Por que essa alienação?

Porque cada vez mais o que ele (aluno) veio fazer aqui não era o que ele queria, mas o que foi possível. Esse é um processo que a gente vai vendo se aprofundar. Existe uma investida contra a educação pública. Fica evidenciado o tempo todo que não há, por parte do governo, nenhuma intenção de tratar com a necessária seriedade, com o necessário investimento, o cumprimento da legislação, tanto da Lei de Diretrizes e Bases da Educação Nacional (LDB) quanto do Plano Nacional de Educação, já aprovados anteriormente, para que se tenha uma educação pública democrática.

Quais seriam os impactos específicos na UFMG?

Não tem eficiência administrativa que dê conta de superar um corte desse tamanho, principalmente porque é algo que já vem acontecendo nos últimos anos de maneira mais drástica. A UFMG não vai ter como honrar pagamentos de serviços que são básicos (luz e água) e a gente não vai ter como adquirir suprimentos, insumos essenciais para laboratórios e salas de aula. Isso vai trazer enorme prejuízo para a formação dos graduandos, para as atividades de ensino, pesquisa e extensão junto às comunidades mais carentes, mais vulnerabilizadas social e economicamente. Essa medida vai provocar uma descontinuidade em tudo o que a gente vinha fazendo. Se já estávamos fazendo de maneira reduzida, agora nós vamos ter que parar de fazer.

Projetos importantes correm o risco de ficarem parados?

Vários. Nós somos pesquisadores, trabalhamos com isso, e temos uma produtividade que não pode ser questionada em função do que representa na vida do ser humano, do cidadão comum, no dia a dia. Por exemplo, nós acabamos de conseguir produzir um aplicativo que apoia jovens com deficiência intelectual na escola de enfermagem. Nós também produzimos o Museu da Matemática. Outro exemplo é o Programa Institucional de Bolsas de Iniciação à Docência (Pibid), que reúne aproximadamente 600 estudantes de graduação, em parceria com redes públicas de ensino, para pensar novos caminhos e experiências para a formação dos professores. Isso tudo está correndo risco porque nós já temos informações, ainda não oficializadas, de que haverá cortes nas bolsas do Pibid por parte do MEC. A falta investimentos prejudica ainda o pronto-atendimento do Hospital das Clínicas da UFMG.

O que isso significa no curto e médio prazos para essas instituições e a pesquisa no Brasil?

Isso vai atingir despesas discricionárias, que são água, segurança, terceirizados, eletricidade, telefonia, internet.
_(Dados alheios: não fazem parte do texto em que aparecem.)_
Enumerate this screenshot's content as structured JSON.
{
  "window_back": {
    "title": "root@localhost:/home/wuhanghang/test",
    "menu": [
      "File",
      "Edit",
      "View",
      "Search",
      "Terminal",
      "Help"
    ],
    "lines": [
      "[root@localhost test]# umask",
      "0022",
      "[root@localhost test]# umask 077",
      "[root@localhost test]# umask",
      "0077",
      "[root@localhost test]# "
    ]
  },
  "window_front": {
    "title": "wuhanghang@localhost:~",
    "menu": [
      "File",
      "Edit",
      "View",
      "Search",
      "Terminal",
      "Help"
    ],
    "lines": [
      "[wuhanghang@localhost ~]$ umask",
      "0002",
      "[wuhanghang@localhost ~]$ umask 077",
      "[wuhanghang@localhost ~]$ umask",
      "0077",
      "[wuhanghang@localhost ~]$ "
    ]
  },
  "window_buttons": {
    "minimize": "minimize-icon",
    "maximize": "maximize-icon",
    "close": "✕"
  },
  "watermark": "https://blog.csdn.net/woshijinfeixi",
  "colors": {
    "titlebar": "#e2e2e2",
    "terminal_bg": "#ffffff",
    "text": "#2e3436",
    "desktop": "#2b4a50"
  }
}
As universidades públicas respondem por 95% da pesquisa feita no Brasil, e o país é o 13° no mundo em produção acadêmica de publicações. As universidades públicas formam, educam, produzem remédios, vacinas, novos materiais, políticas públicas, e o orçamento já foi aprovado pelo Congresso, portanto, não pode ser cortado. Esse bloqueio coloca em risco a própria educação superior no país. Em 1988 a gente tinha 400 mil estudantes, hoje tem 1,2 milhão e, na contramão desse dado, o investimento por estudante vem diminuindo a cada ano. Essa ação coloca a perspectiva de um cenário de catástrofe.

O sindicato pretende tomar alguma medida em relação a isso?

Não tem como a APUBH não se envolver. A gente precisa buscar, de alguma forma, reverter esse quadro. Tirar a universidade desse lugar, evitar que os que pretendem destruir a educação pública tenham êxito. Não podemos permitir que isso aconteça. Nós teremos agora no dia 9 de maio, às 11h, na Escola de Engenharia da UFMG, uma assembleia dos docentes, para decidir sobre a adesão à greve nacional da educação no dia 15 de maio, assim como os estudantes e técnicos também terão.